The 50 States of Recycling: A State-by-State Assessment of US Packaging Recycling Rates

Eunomia Research and Consulting > The 50 States of Recycling: A State-by-State Assessment of US Packaging Recycling Rates

Eunomia collaborated with Ball Corporation, a leading manufacturer of aluminium packaging, to conduct a comparative assessment of packaging recycling rates in all 50 states of the US, building on our first-of-its-kind 2021 study.

In a strong circular economy, recycling is a key stage in a system that feeds material into the supply chain multiple times (so that a used can becomes a new can, for example). It captures valuable material that would otherwise go to landfill and transforms it into resources with fresh economic potential. It also means fewer greenhouse gases are emitted from extracting virgin materials and converting them into packaging.

To understand the current state of recycling in the US, Eunomia researched and analysed data on waste generation, recycling, and disposal rates for different packaging materials: cardboard, boxboard, and paper; flexible and rigid plastics; glass bottles and jars; and aluminium and steel cans.[1] With many states measuring recycled material in inconsistent or inadequate ways, we developed the first robust methodology to assess available data, account for differences between states, and accurately compare recycling rates.

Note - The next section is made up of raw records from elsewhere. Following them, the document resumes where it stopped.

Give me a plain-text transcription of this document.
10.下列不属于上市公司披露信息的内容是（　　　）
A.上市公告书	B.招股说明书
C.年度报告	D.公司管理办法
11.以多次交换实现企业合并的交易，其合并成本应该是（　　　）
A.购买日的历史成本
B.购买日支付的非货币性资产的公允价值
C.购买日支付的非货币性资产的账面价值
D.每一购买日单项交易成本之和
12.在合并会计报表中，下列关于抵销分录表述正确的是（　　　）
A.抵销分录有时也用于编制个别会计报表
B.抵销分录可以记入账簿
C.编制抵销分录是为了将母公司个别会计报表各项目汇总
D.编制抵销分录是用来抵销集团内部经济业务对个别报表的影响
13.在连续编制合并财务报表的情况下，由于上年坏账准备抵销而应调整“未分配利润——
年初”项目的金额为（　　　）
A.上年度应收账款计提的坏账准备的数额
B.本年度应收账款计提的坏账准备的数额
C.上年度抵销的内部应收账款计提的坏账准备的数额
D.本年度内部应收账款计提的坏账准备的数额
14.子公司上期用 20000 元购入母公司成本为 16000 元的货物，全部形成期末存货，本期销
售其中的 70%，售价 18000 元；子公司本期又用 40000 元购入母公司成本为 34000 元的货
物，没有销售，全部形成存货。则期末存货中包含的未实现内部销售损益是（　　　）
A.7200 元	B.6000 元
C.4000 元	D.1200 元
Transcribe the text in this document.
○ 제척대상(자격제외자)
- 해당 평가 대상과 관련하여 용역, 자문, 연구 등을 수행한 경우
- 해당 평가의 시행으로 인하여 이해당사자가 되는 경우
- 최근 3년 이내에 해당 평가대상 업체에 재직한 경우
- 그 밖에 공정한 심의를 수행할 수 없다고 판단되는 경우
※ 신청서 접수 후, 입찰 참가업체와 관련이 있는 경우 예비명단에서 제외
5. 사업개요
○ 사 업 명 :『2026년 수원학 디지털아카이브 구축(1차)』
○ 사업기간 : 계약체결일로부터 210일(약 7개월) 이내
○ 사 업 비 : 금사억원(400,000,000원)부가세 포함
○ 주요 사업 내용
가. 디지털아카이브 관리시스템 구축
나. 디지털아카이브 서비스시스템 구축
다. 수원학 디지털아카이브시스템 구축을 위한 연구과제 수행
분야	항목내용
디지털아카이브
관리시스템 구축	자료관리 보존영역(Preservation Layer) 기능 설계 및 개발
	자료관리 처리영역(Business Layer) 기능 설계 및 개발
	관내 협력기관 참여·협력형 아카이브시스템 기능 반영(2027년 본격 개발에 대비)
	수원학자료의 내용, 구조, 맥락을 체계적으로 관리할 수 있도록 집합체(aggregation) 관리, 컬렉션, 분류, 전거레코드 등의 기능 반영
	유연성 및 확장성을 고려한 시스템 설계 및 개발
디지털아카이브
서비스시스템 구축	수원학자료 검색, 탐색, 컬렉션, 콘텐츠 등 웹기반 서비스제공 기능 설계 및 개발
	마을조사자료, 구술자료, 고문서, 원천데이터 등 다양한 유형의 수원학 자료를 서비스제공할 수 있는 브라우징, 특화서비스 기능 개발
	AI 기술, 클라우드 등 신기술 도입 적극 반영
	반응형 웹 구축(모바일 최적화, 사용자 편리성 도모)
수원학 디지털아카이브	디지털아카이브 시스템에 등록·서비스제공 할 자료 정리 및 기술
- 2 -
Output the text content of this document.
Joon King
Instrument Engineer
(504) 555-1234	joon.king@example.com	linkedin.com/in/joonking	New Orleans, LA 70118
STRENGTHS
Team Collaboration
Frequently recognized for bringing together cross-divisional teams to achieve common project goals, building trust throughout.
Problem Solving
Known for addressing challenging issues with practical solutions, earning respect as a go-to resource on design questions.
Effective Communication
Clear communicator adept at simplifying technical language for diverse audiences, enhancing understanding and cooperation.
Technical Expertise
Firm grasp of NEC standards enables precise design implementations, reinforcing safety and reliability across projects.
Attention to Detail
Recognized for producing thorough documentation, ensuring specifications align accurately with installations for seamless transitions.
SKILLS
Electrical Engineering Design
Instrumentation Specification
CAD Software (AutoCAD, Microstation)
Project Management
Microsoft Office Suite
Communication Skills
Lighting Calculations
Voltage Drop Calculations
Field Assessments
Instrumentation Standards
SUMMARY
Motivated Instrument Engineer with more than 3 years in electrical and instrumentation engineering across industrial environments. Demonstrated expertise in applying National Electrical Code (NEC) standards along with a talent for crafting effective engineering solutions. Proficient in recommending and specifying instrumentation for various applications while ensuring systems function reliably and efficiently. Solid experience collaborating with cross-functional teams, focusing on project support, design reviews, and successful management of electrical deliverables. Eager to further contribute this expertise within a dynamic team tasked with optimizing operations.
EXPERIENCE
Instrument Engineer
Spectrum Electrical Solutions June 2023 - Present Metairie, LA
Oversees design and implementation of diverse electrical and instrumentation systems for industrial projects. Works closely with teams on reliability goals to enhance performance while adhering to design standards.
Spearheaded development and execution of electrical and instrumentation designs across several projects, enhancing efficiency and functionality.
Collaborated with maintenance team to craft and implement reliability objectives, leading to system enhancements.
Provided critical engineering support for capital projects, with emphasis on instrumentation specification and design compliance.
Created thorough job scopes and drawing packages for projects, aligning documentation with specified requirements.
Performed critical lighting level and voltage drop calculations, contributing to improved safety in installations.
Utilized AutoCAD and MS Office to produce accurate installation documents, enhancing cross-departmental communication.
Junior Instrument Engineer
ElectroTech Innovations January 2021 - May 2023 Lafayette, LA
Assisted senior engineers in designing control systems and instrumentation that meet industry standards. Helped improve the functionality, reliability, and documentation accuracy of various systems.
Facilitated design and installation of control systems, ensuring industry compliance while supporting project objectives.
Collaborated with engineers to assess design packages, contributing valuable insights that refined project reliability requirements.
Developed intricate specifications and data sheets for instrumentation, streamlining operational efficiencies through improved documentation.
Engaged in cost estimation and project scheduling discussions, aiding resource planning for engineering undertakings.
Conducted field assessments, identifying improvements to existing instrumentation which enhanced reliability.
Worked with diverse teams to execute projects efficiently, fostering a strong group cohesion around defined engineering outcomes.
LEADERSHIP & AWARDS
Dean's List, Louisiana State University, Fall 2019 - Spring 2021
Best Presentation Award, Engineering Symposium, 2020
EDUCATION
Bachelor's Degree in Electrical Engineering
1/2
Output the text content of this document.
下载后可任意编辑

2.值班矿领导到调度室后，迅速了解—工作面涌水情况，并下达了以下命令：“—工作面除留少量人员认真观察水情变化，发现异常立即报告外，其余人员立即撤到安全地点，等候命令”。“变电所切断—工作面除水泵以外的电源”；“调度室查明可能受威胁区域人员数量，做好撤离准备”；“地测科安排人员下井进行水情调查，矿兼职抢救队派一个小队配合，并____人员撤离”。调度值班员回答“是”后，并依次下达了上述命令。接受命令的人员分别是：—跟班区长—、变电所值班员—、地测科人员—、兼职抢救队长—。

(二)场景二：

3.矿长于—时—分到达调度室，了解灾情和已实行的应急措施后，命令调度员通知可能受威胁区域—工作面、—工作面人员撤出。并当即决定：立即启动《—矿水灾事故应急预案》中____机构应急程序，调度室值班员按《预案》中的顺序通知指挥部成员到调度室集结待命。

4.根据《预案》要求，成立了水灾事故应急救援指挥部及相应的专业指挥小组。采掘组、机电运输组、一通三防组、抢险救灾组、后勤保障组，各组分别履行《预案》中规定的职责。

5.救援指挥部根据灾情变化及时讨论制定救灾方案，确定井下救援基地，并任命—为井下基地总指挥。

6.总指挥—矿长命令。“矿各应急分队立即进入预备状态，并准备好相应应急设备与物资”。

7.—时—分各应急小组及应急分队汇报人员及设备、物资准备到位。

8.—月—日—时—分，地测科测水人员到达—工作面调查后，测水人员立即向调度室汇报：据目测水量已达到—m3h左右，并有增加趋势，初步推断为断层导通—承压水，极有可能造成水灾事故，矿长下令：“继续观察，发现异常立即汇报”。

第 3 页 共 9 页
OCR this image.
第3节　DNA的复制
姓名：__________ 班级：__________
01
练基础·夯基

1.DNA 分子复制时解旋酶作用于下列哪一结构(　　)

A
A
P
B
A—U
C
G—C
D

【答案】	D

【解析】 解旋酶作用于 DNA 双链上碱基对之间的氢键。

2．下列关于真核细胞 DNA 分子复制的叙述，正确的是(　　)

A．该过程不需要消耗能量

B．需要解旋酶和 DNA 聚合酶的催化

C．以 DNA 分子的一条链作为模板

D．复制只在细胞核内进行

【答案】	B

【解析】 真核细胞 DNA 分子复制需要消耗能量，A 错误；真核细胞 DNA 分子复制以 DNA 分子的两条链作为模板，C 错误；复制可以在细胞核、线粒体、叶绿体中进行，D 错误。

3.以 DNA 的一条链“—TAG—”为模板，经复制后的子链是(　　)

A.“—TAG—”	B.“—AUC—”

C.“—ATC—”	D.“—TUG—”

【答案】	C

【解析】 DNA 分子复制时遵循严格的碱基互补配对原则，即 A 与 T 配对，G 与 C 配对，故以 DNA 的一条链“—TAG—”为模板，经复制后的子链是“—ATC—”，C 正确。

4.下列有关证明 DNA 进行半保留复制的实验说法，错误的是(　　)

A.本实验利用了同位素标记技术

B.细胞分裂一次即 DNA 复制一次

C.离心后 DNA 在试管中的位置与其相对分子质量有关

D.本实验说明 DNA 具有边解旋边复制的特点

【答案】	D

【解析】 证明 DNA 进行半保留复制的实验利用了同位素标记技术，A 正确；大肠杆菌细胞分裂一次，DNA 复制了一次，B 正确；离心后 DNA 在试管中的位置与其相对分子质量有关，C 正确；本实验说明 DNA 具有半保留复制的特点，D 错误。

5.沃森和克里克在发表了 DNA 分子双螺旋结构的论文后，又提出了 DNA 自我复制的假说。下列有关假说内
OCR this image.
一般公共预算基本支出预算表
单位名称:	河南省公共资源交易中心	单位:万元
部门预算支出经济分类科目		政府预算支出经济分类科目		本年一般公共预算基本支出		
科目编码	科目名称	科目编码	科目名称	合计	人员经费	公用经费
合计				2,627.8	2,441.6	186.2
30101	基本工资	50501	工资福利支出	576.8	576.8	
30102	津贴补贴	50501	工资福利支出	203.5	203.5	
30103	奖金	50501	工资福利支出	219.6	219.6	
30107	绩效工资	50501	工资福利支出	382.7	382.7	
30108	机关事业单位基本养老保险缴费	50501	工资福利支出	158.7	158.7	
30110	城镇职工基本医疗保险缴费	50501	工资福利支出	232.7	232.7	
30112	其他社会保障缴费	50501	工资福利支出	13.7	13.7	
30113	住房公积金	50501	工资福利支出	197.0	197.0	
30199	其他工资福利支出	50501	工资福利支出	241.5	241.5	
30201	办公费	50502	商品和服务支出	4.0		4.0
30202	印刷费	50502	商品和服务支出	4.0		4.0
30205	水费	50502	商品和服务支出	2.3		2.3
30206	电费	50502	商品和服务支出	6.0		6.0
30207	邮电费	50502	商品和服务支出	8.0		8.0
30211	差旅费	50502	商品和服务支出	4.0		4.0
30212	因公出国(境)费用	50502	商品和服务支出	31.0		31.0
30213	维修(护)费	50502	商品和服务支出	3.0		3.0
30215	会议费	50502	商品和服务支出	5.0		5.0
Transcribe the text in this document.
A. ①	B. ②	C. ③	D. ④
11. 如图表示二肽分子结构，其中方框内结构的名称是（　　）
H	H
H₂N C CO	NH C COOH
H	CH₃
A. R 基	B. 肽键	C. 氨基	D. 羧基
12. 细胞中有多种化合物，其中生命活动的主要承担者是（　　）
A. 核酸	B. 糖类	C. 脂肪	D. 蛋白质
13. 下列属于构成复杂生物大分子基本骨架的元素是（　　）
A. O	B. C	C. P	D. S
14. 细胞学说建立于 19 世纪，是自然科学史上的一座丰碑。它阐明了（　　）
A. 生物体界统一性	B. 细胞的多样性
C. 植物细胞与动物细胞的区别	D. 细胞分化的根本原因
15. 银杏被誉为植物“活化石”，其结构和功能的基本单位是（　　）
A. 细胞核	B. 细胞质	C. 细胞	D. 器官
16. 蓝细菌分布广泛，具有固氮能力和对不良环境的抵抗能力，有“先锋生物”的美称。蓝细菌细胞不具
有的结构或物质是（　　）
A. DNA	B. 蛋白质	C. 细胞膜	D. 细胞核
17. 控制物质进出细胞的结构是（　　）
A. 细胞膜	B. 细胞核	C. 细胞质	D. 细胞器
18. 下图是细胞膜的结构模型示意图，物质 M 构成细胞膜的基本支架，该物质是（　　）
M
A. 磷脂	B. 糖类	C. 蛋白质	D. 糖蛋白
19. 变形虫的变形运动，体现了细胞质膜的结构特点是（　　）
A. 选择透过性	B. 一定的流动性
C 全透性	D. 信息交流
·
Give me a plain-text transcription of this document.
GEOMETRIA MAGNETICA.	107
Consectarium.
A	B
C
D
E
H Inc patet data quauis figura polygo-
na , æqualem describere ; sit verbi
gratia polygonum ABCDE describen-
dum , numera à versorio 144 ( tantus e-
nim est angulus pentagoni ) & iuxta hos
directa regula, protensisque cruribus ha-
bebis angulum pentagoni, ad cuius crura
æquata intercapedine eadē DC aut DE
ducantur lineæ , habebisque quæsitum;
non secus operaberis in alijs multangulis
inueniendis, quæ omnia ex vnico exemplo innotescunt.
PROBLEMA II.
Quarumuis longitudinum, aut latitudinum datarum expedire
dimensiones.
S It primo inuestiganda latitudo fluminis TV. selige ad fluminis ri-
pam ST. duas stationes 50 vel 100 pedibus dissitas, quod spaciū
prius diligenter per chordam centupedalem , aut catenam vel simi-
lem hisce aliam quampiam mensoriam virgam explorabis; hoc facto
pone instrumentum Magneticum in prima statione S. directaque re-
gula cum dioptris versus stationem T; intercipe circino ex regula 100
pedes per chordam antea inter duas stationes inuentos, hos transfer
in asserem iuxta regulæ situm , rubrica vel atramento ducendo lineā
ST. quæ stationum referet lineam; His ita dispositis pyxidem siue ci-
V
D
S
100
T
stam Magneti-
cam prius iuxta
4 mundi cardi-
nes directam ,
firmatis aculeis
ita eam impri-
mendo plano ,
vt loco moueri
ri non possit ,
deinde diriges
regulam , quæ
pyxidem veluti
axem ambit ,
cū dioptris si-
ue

We found that currently, the US recycling industry only captures about 32% of the value of material in the packaging waste stream – meaning a potential $6.5 billion in value goes to landfill rather than back into the economy.

We also found that actual recycling rates have stalled or dropped since 2021, with a notable exception: states offering recycling refunds (also known as deposit return systems or bottle bills) recycle almost five times as many beverage containers as other states.

By modelling an ideal future scenario and comparing the outcomes with those from current recycling rates, we demonstrated that implementing well-designed recycling refunds, along with extended producer responsibility (EPR), would maximize closed-loop recycling and the associated economic, environmental, and social outcomes.

In this ideal scenario, the value of material captured, employment income from related jobs, the emissions reduction benefit (based on the social cost of carbon), and gross value added to the economy would together amount to $70 billion in monetary benefit.

Eunomia’s assessment has strengthened the environmental and economic case for expanding recycling infrastructure and systems in the US and building public and private sector partnerships to foster simple, convenient circular processes. Our work has been used to support the development of an EPR bill in Tennessee and is informing efforts elsewhere to develop smart policies that encourage recycling for future prosperity and circularity.[2],[3]

[1] Eunomia 2023 The 50 States of Recycling 2023. Available at:

[2] Reimagine Packaging Tennessee n.d. Tennessee Waste Reduction and Recyling Act: Information Sheet. Available at:

[3] Kuffner, A 14 March 2024 ‘Would a bottle bill work in RI? Advocates look to Oregon for the example,’ Providence Journal. Providence, RI, USA.